José Roca


In La mujer tortuga (The Turtle Woman, 2016), Ana María Devis used the inner surface of turtle shells for her drawings. It was a drawing without a preconceived image, which occupied the available surface until it bled onto the paper around it. This work had a public aspect in its execution: the drawings were made inside a vitrine -as part of FLORA’s Gabinete (Cabinet) program- conceived as a long-duration action twice a week. The space was extremely cramped so she had to devise a sliding table that would fit into the narrow space yet allow the drawing to occupy as large a surface as possible. Despite being visible from the street, separated from passersby only by a glass pane, the mirror effect inside the vitrine isolated her from what happened outside, providing an intimate space for developing her work. This resulted in extreme concentration and self-absorption as if induced by the repetition of a mantra. With her body confined in a narrow enclosure -like a turtle- Devis produced the series of drawings without a preestablished pattern of recognizable image; each one was patiently rendered from the accumulation of small markings.

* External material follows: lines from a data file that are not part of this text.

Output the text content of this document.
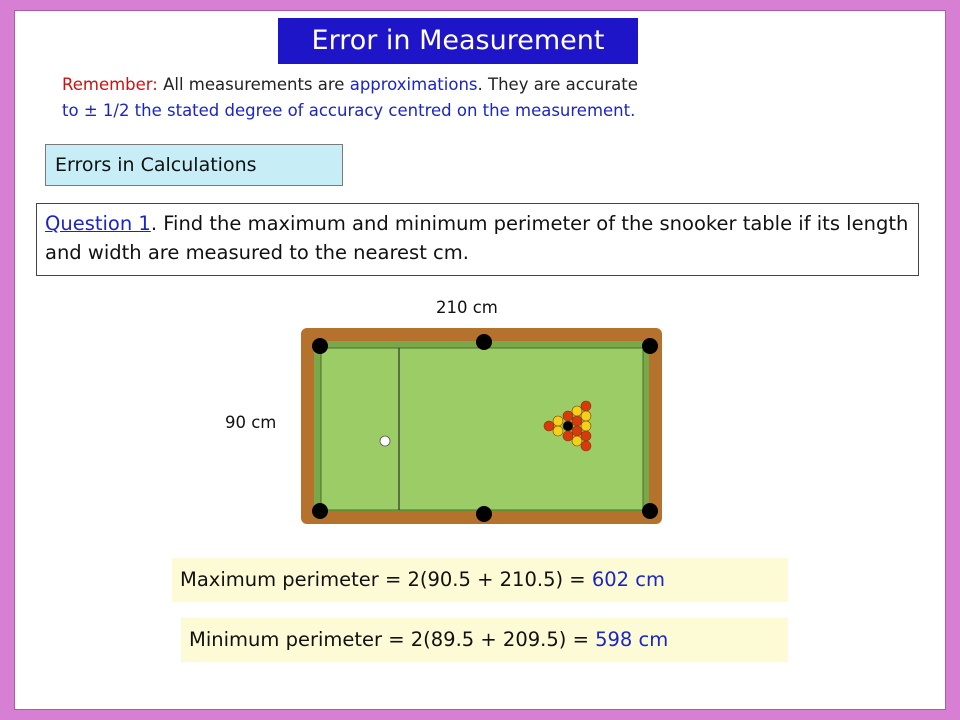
Error in Measurement
Remember: All measurements are approximations. They are accurate
to ± 1/2 the stated degree of accuracy centred on the measurement.
Errors in Calculations
Question 1. Find the maximum and minimum perimeter of the snooker table if its length and width are measured to the nearest cm.
210 cm
90 cm
Maximum perimeter = 2(90.5 + 210.5) = 602 cm
Minimum perimeter = 2(89.5 + 209.5) = 598 cm
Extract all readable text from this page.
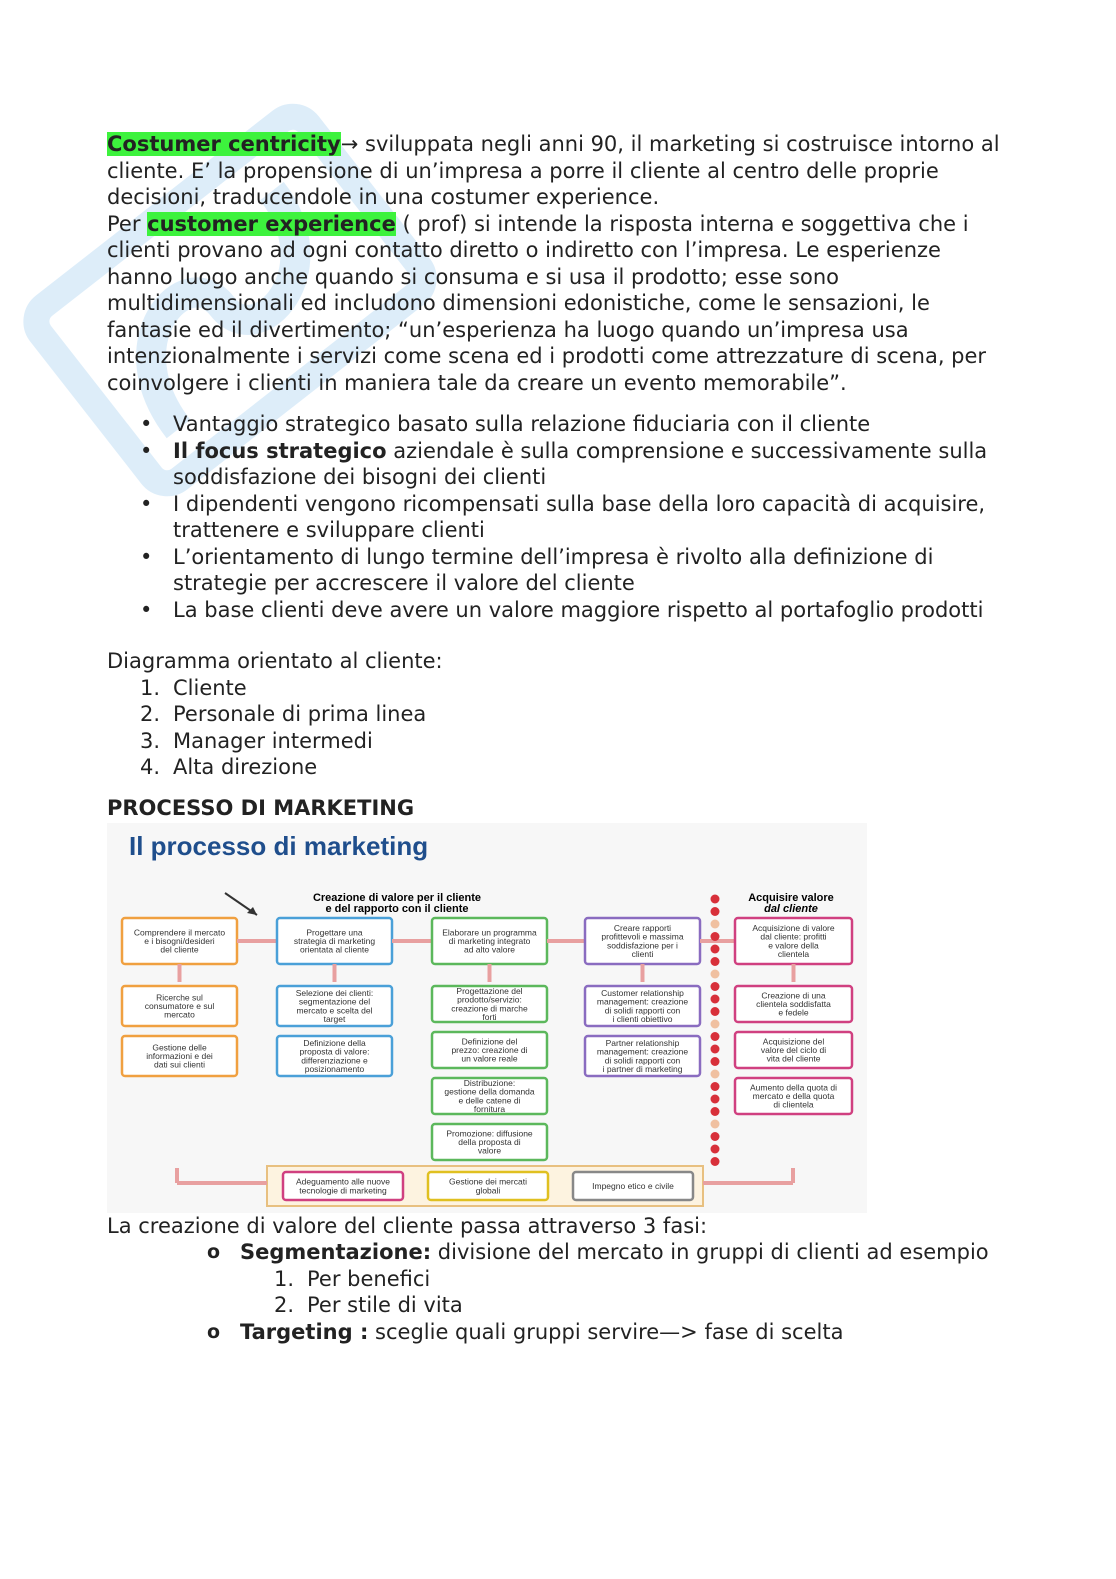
Costumer centricity→ sviluppata negli anni 90, il marketing si costruisce intorno al cliente. E’ la propensione di un’impresa a porre il cliente al centro delle proprie decisioni, traducendole in una costumer experience.

Per customer experience ( prof) si intende la risposta interna e soggettiva che i clienti provano ad ogni contatto diretto o indiretto con l’impresa. Le esperienze hanno luogo anche quando si consuma e si usa il prodotto; esse sono multidimensionali ed includono dimensioni edonistiche, come le sensazioni, le fantasie ed il divertimento; “un’esperienza ha luogo quando un’impresa usa intenzionalmente i servizi come scena ed i prodotti come attrezzature di scena, per coinvolgere i clienti in maniera tale da creare un evento memorabile”.

• Vantaggio strategico basato sulla relazione fiduciaria con il cliente
• Il focus strategico aziendale è sulla comprensione e successivamente sulla soddisfazione dei bisogni dei clienti
• I dipendenti vengono ricompensati sulla base della loro capacità di acquisire, trattenere e sviluppare clienti
• L’orientamento di lungo termine dell’impresa è rivolto alla definizione di strategie per accrescere il valore del cliente
• La base clienti deve avere un valore maggiore rispetto al portafoglio prodotti

Diagramma orientato al cliente:

1. Cliente
2. Personale di prima linea
3. Manager intermedi
4. Alta direzione
PROCESSO DI MARKETING
Il processo di marketing
Creazione di valore per il cliente
e del rapporto con il cliente
Acquisire valore
dal cliente
Comprendere il mercato
e i bisogni/desideri
del cliente
Ricerche sul
consumatore e sul
mercato
Gestione delle
informazioni e dei
dati sui clienti
Progettare una
strategia di marketing
orientata al cliente
Selezione dei clienti:
segmentazione del
mercato e scelta del
target
Definizione della
proposta di valore:
differenziazione e
posizionamento
Elaborare un programma
di marketing integrato
ad alto valore
Progettazione del
prodotto/servizio:
creazione di marche
forti
Definizione del
prezzo: creazione di
un valore reale
Distribuzione:
gestione della domanda
e delle catene di
fornitura
Promozione: diffusione
della proposta di
valore
Creare rapporti
profittevoli e massima
soddisfazione per i
clienti
Customer relationship
management: creazione
di solidi rapporti con
i clienti obiettivo
Partner relationship
management: creazione
di solidi rapporti con
i partner di marketing
Acquisizione di valore
dal cliente: profitti
e valore della
clientela
Creazione di una
clientela soddisfatta
e fedele
Acquisizione del
valore del ciclo di
vita del cliente
Aumento della quota di
mercato e della quota
di clientela
Adeguamento alle nuove
tecnologie di marketing
Gestione dei mercati
globali	Impegno etico e civile

La creazione di valore del cliente passa attraverso 3 fasi:

o Segmentazione: divisione del mercato in gruppi di clienti ad esempio
1. Per benefici
2. Per stile di vita
o Targeting : sceglie quali gruppi servire—> fase di scelta
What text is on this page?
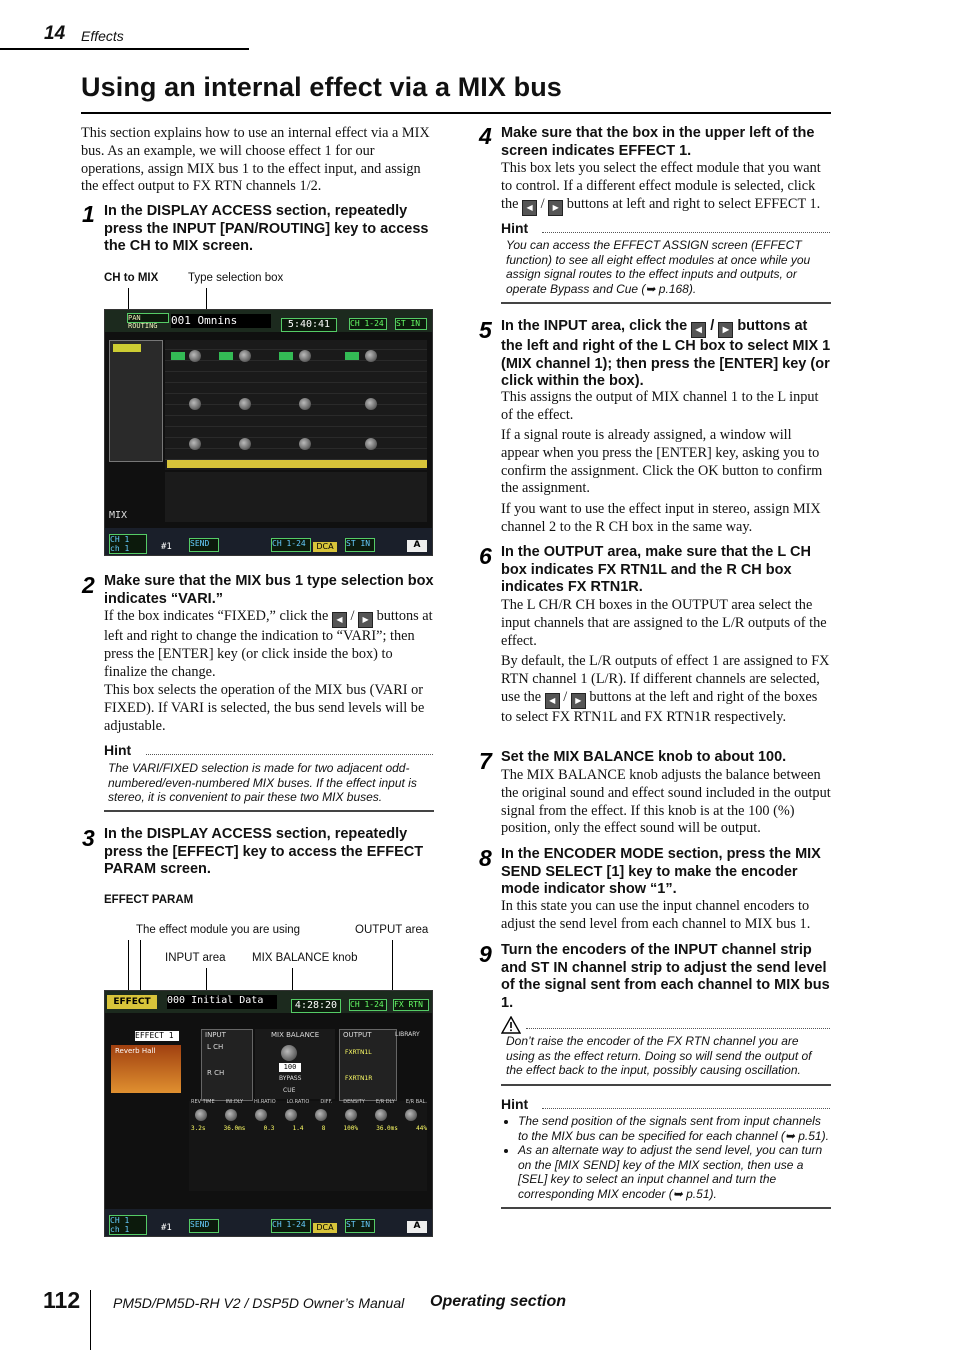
14 Effects
Using an internal effect via a MIX bus

This section explains how to use an internal effect via a MIX bus. As an example, we will choose effect 1 for our operations, assign MIX bus 1 to the effect input, and assign the effect output to FX RTN channels 1/2.

1 In the DISPLAY ACCESS section, repeatedly press the INPUT [PAN/ROUTING] key to access the CH to MIX screen.
CH to MIX	Type selection box
PAN ROUTING	001 Omnins	5:40:41	CH 1-24	ST IN
MIX
CH 1
ch 1	#1 SEND	CH 1-24	DCA	ST IN	A
2 Make sure that the MIX bus 1 type selection box indicates “VARI.”

If the box indicates “FIXED,” click the ◀ / ▶ buttons at left and right to change the indication to “VARI”; then press the [ENTER] key (or click inside the box) to finalize the change.

This box selects the operation of the MIX bus (VARI or FIXED). If VARI is selected, the bus send levels will be adjustable.

Hint
The VARI/FIXED selection is made for two adjacent odd-numbered/even-numbered MIX buses. If the effect input is stereo, it is convenient to pair these two MIX buses.
3 In the DISPLAY ACCESS section, repeatedly press the [EFFECT] key to access the EFFECT PARAM screen.
EFFECT PARAM
The effect module you are using	OUTPUT area
INPUT area MIX BALANCE knob
EFFECT	000 Initial Data	4:28:20	CH 1-24	FX RTN
EFFECT 1
Reverb Hall
INPUT
L CH
R CH
MIX BALANCE
100
BYPASS
CUE
OUTPUT
FXRTN1L
FXRTN1R
LIBRARY
REV TIME INI.DLY HI.RATIO LO.RATIO DIFF. DENSITY E/R DLY E/R BAL.
3.2s	36.0ms	0.3	1.4	8	100%	36.0ms	44%
CH 1
ch 1	#1 SEND	CH 1-24	DCA	ST IN	A
4 Make sure that the box in the upper left of the screen indicates EFFECT 1.

This box lets you select the effect module that you want to control. If a different effect module is selected, click the ◀ / ▶ buttons at left and right to select EFFECT 1.

Hint
You can access the EFFECT ASSIGN screen (EFFECT function) to see all eight effect modules at once while you assign signal routes to the effect inputs and outputs, or operate Bypass and Cue (➥ p.168).
5 In the INPUT area, click the ◀ / ▶ buttons at the left and right of the L CH box to select MIX 1 (MIX channel 1); then press the [ENTER] key (or click within the box).

This assigns the output of MIX channel 1 to the L input of the effect.

If a signal route is already assigned, a window will appear when you press the [ENTER] key, asking you to confirm the assignment. Click the OK button to confirm the assignment.

If you want to use the effect input in stereo, assign MIX channel 2 to the R CH box in the same way.

6 In the OUTPUT area, make sure that the L CH box indicates FX RTN1L and the R CH box indicates FX RTN1R.

The L CH/R CH boxes in the OUTPUT area select the input channels that are assigned to the L/R outputs of the effect.

By default, the L/R outputs of effect 1 are assigned to FX RTN channel 1 (L/R). If different channels are selected, use the ◀ / ▶ buttons at the left and right of the boxes to select FX RTN1L and FX RTN1R respectively.

7 Set the MIX BALANCE knob to about 100.

The MIX BALANCE knob adjusts the balance between the original sound and effect sound included in the output signal from the effect. If this knob is at the 100 (%) position, only the effect sound will be output.

8 In the ENCODER MODE section, press the MIX SEND SELECT [1] key to make the encoder mode indicator show “1”.

In this state you can use the input channel encoders to adjust the send level from each channel to MIX bus 1.

9 Turn the encoders of the INPUT channel strip and ST IN channel strip to adjust the send level of the signal sent from each channel to MIX bus 1.
Don’t raise the encoder of the FX RTN channel you are using as the effect return. Doing so will send the output of the effect back to the input, possibly causing oscillation.
Hint
• The send position of the signals sent from input channels to the MIX bus can be specified for each channel (➥ p.51).
• As an alternate way to adjust the send level, you can turn on the [MIX SEND] key of the MIX section, then use a [SEL] key to select an input channel and turn the corresponding MIX encoder (➥ p.51).
112 PM5D/PM5D-RH V2 / DSP5D Owner’s Manual Operating section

These essentially abstract works evoke nonetheless multiple images: microorganisms, geographies as seen from above, urban topographies, electronic circuits or organic tissues from a microscope are some that come to mind.


The cross between drawing and long duration that began in La mujer tortuga continues in Infinito (Infinite, 2016-present), also a drawing that grows organically, but in this case done with rubber stamps.  The process that brought about this work is long and full of crossings and bifurcations: originally interested in the patterns of the braided hairstyles of Afro-Colombian communities, Devis quickly went beyond ethnography and interpretation of local traditions in order to develop her own vocabulary of symbols. She made drawings and transferred them to rubber stamps, which render possible a potentially infinite combination of the patterns, or fragments thereof, through iteration and yuxtaposition. In this work/process, Devis has been marking sheets of paper using her body as an extension of the different stamps. A body/matrix that draws using gestures-imprints, which range from the subtle movement of the hand repeating a print to using stamps attached to her feet and the weight of her body as the press to mark the surface with violent jumps. This huge monotype has been growing sheet by sheet in a long period of uninterrupted work, nevertheless punctuated by significant changes in the workspace as well as in the artist’s own body. From the studio she occupied in FLORA, a standard-size space that allowed her to visualize the resulting work on floor and walls, she moved to another studio, larger in surface but with a much lower ceiling, where both her ways of working and of visualizing the results were primarily horizontal. At the beginning of 2018 Devis underwent hip surgery, which forced her to stay in bed for weeks, limiting her movement. This led her to change her way of working, resulting -as with La mujer tortuga- in a more intimate and intricate iconography. She worked on fragments of the drawing by sitting around them, even lying on top of the working table, until she recovered the ability to walk. All these moments can be discerned in Infinito as indicators of the fluctuating relationship of the artist’s body with the work.


In Contact Images, Georges Didi-Huberman looks at this close relationship between body and image. An imprint is an image done by direct contact; something was there which touched the surface of the support, so there is a relationship of contiguity with the matrix; my eyes caress the paper that was in contact with the stamp, which in turn was in contact with the body that manipulated it. Didi-Huberman proposes an eloquent repertoire that is worth repeating (reiterating, reprinting) here: “Images that touch something and then someone. Images that cut to the quick of a question: touching to see or, on the contrary, touching to no longer see; seeing to no longer touch or, on the contrary, seeing to touch. Images that are too close. Adherent images. Image- obstacles, but obstacles that make things appear. Images coupled to each other, indeed even to the things of which they are the image. Contiguous images, images backing each other. Weighty images. Or very light images that surface and skim, graze us and touch us again. Caressing images. Groping or already palpable images. Images sculpted by developer, modeled by shadow, molded by light, carved by exposure time. Images that catch up with us, that manipulate us, perhaps. Images that can ruffle or chafe us. Images that grasp us. Penetrating, devouring images. Images that move our hand.





 1.  The turtle has mythical associations in many cultures. It is a symbol of slowness, hence of wisdom (the long duration is also the time of reflection); of longevity, which brings experience. Also of self-sufficiency, as the turtle carries its own “house”, and is capable of surviving for long periods without food or water. In some cultures, the shell of a turtle was considered akin to the celestial sphere and was used as an oracle; the turtle, like Atlas, sustains the world on its back.

2.  Devis was part of the group of performers that worked with María José Arjona in a collective action as part of Avistamiento, Arjona’s exhibition at FLORA (2015).

3.  “(…) what I did was to place some tables aside, readjusting their height and leaving space around them so I could stand (with the aid of a walker) on the borders and lean onto them with my open hands so as to reach as far as possible. Then I placed stools so I could sit near the edges of the drawing, and after a month I could finally climb on top of the tables”. Ana María Devis, in email conversation with the author, 2018.